In the streets of Kabul, the capital of Afghanistan, posters of women are being painted over, their existence erased in swaths of white paint. Afghan women are being asked to leave their jobs and have their male relatives work in their place, and many have purchased burqas as Taliban rule came into effect forcefully and abruptly just nine days after they first seized the provincial capital Zaranj.
This magnitude of erasure and violence comes in the wake of the withdrawal of American troops from Afghan soil following twenty years of military occupation.
For Shahla, an Afghan UBC student whose last name is being omitted for security concerns, the sudden and oppressive takeover by the Taliban has left her fearing for her family members who are currently residing in the capital.
Shahla is asking the Canadian government to grant her immediate family members refugee status and expeditious transport to Canada through a petition that has garnered nearly 5,000 signatures in less than a week.
Fourth-year geography student and Shahla’s friend Sean Roufosse created the petition to call on Prime Minister Justin Trudeau, Minister of Foreign Affairs Marc Garneau, MP Joyce Murray and MP Maryam Monsef to grant timely refugee status to Shahla’s immediate family.
The petition also calls on the government to consider providing those same grants to the immediate family of all Afghans’ who are presently living and studying in Canada, and to fast-track them, given the volatile situation in Afghanistan.
Shahla’s family is largely female, well-educated and a part of the Shia and Hazara religious and ethnic communities, respectively.

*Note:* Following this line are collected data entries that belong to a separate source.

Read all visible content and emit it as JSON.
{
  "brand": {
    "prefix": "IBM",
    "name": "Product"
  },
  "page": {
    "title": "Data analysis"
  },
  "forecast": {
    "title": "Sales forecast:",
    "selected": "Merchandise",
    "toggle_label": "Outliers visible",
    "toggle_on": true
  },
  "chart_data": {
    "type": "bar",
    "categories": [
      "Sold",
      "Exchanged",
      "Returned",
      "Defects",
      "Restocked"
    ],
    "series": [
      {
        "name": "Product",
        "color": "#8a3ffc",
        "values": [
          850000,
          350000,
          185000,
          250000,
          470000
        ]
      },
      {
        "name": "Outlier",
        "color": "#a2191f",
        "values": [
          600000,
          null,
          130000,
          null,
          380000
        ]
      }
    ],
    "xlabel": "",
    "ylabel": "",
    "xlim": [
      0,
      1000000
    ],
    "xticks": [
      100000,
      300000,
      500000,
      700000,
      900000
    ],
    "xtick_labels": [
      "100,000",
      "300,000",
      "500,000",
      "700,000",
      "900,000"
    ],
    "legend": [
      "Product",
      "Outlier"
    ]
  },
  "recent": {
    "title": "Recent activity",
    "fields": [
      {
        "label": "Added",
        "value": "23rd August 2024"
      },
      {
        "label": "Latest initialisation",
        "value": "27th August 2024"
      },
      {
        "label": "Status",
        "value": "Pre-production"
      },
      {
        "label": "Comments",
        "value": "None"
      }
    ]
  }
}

They have also participated in Western-backed projects, making them particularly vulnerable to violence from the Taliban.
In a letter published on Change.org, Shahla wrote that given the takeover she fears “her two fifteen-year-old sisters will be banned from school only to be forced to marry Taliban fighters.”

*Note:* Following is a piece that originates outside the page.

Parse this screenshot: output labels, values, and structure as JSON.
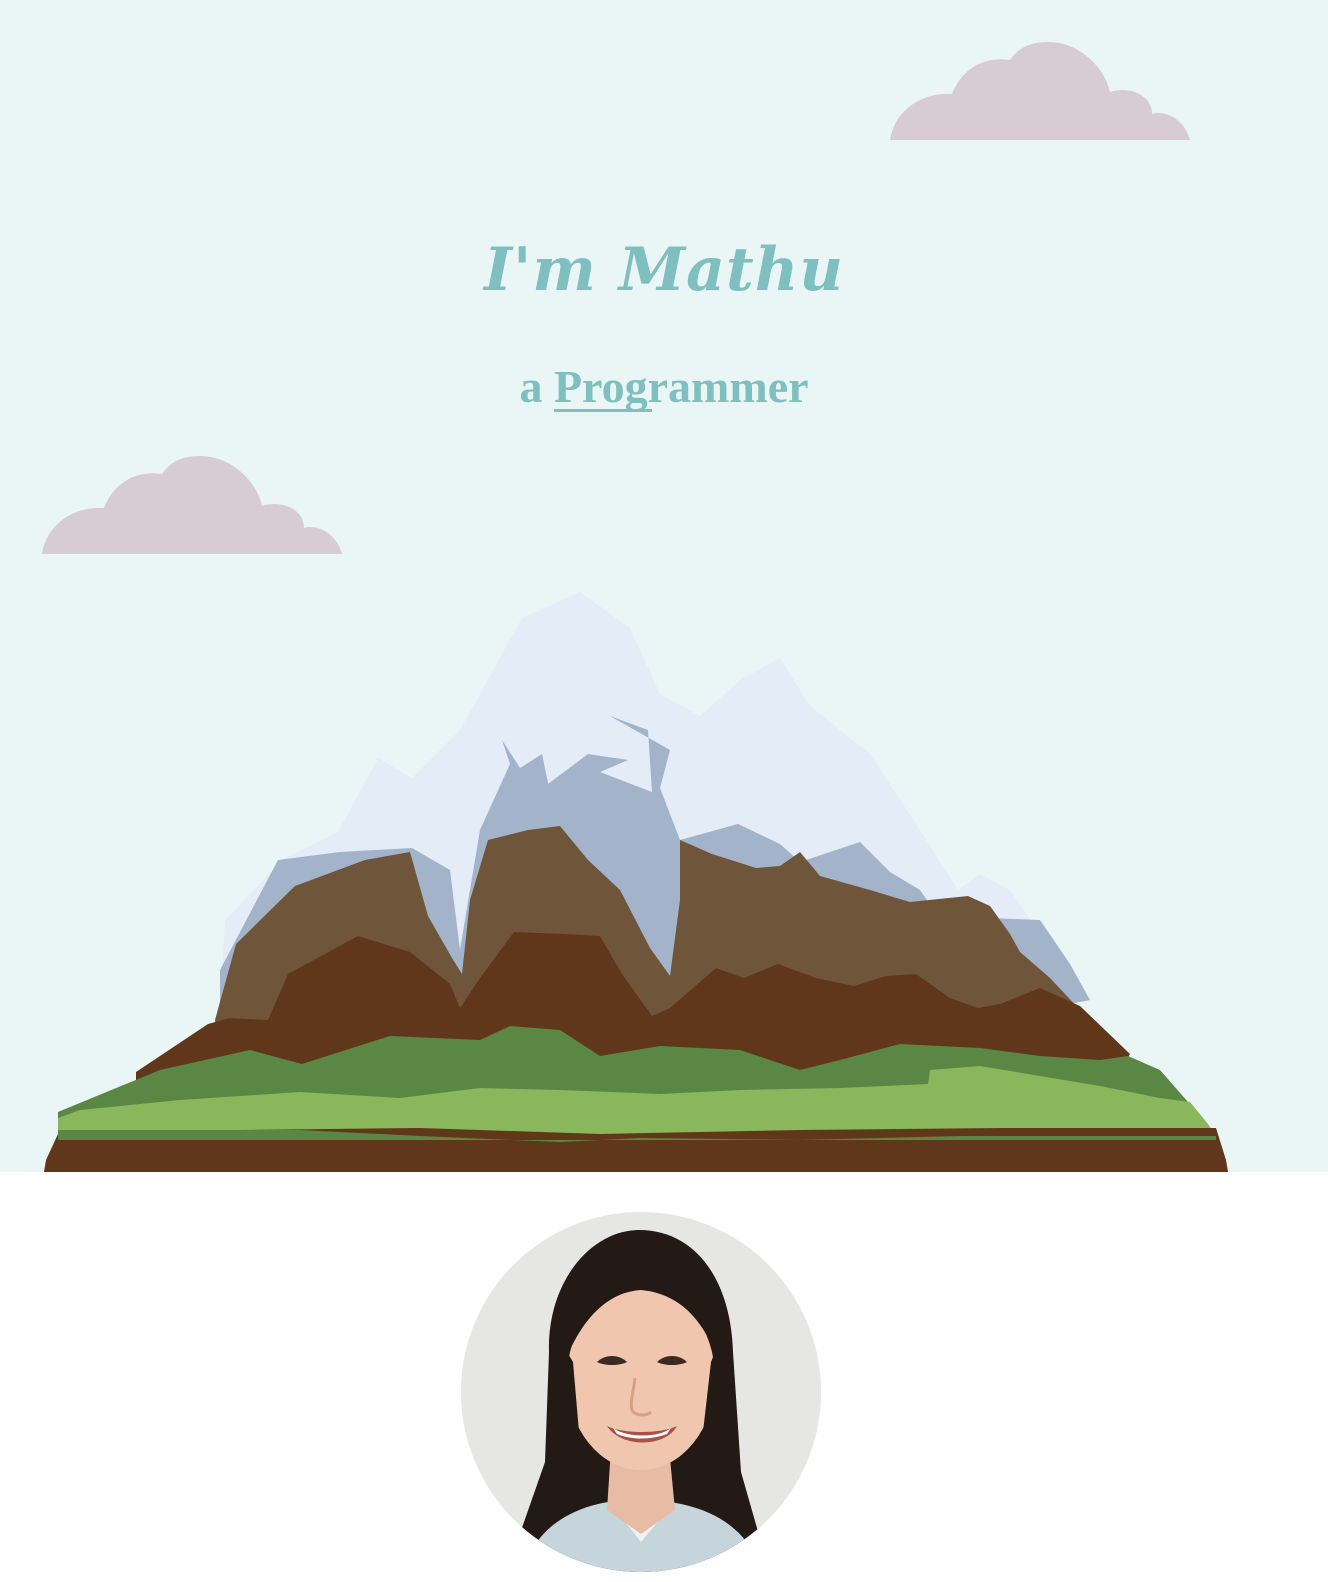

“There are videos spreading on social media of Taliban sending someone around in every village and city they take over to count the number of widows and single girls over the age of 15. Then they go house to house and force these girls and women into ‘marrying’ their fighters,” she wrote.

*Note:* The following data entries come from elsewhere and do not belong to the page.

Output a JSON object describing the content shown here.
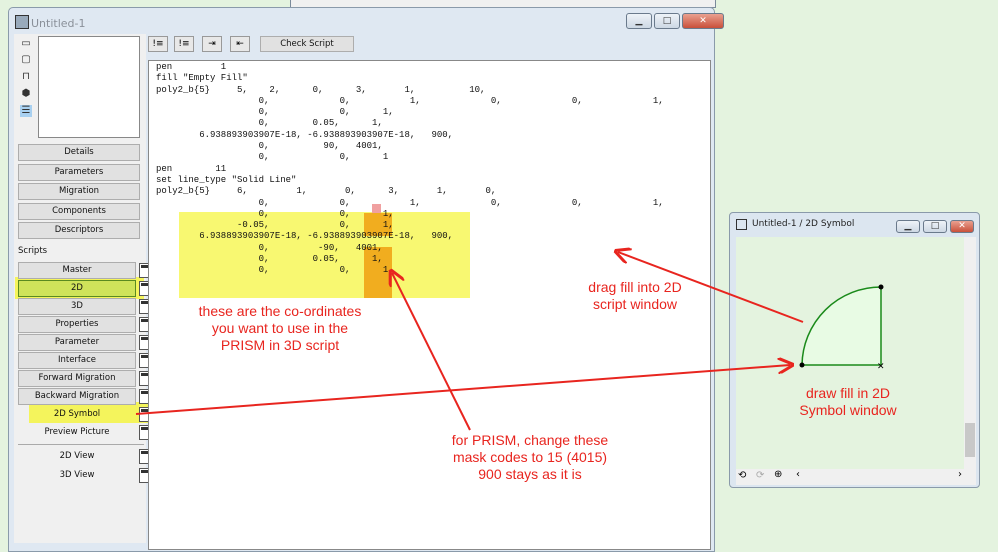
{
  "window": {
    "title": "Untitled-1"
  },
  "toolbar": {
    "check_script": "Check Script"
  },
  "sections": [
    "Details",
    "Parameters",
    "Migration",
    "Components",
    "Descriptors"
  ],
  "scripts_label": "Scripts",
  "scripts": [
    "Master",
    "2D",
    "3D",
    "Properties",
    "Parameter",
    "Interface",
    "Forward Migration",
    "Backward Migration",
    "2D Symbol",
    "Preview Picture"
  ],
  "views": [
    "2D View",
    "3D View"
  ],
  "code_lines": [
    "pen         1",
    "fill \"Empty Fill\"",
    "poly2_b{5}     5,    2,      0,      3,       1,          10,",
    "                   0,             0,           1,             0,             0,             1,",
    "                   0,             0,      1,",
    "                   0,        0.05,      1,",
    "        6.938893903907E-18, -6.938893903907E-18,   900,",
    "                   0,          90,   4001,",
    "                   0,             0,      1",
    "pen        11",
    "set line_type \"Solid Line\"",
    "poly2_b{5}     6,         1,       0,      3,       1,       0,",
    "                   0,             0,           1,             0,             0,             1,",
    "                   0,             0,      1,",
    "               -0.05,             0,      1,",
    "        6.938893903907E-18, -6.938893903907E-18,   900,",
    "                   0,         -90,   4001,",
    "                   0,        0.05,      1,",
    "                   0,             0,      1"
  ],
  "annotations": {
    "coords": "these are the co-ordinates\nyou want to use in the\nPRISM in 3D script",
    "mask": "for PRISM, change these\nmask codes to 15 (4015)\n900 stays as it is",
    "drag": "drag fill into 2D\nscript window",
    "draw": "draw fill in 2D\nSymbol window"
  },
  "symbol_window": {
    "title": "Untitled-1 / 2D Symbol"
  },
  "colors": {
    "highlight": "#f5f542",
    "orange": "#f0a010",
    "annotation": "#e8251f",
    "shape": "#1a8a1a"
  }
}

“I get nightmares of the same happening to my sisters.”
Given the rapidly escalating violence in the country, Shahla wrote that she has “never been as concerned and scared as [she is] today.”
Roufosse said that right now the focus is on bringing as much attention as possible to the petition.
Alongside sharing the petition on social media, he’s encouraging people to print out a physical poster promoting the petition and to send a letter template to a relevant MP detailing the situation Shahla’s family is in.
“We need to get MPs and some sort of governmental organization motivated to do something about this,” Roufosse said.
In her letter, Shahla emphasized how imperative it is for a Western governing body to recognize the immediate danger her family is in.
“Now more than ever, we need the help and assistance of the international community. We want our voices to be heard. We want our lives to be valued,” Shahla wrote.
“I am calling upon Canada as the country that has offered me higher education to extract my family and grant refugee status to my family so they can escape the immediate danger they are facing and be given the chance to live a normal life and have the right to education and safety.”
Sean Roufosse has previously contributed to The Ubyssey’s news section.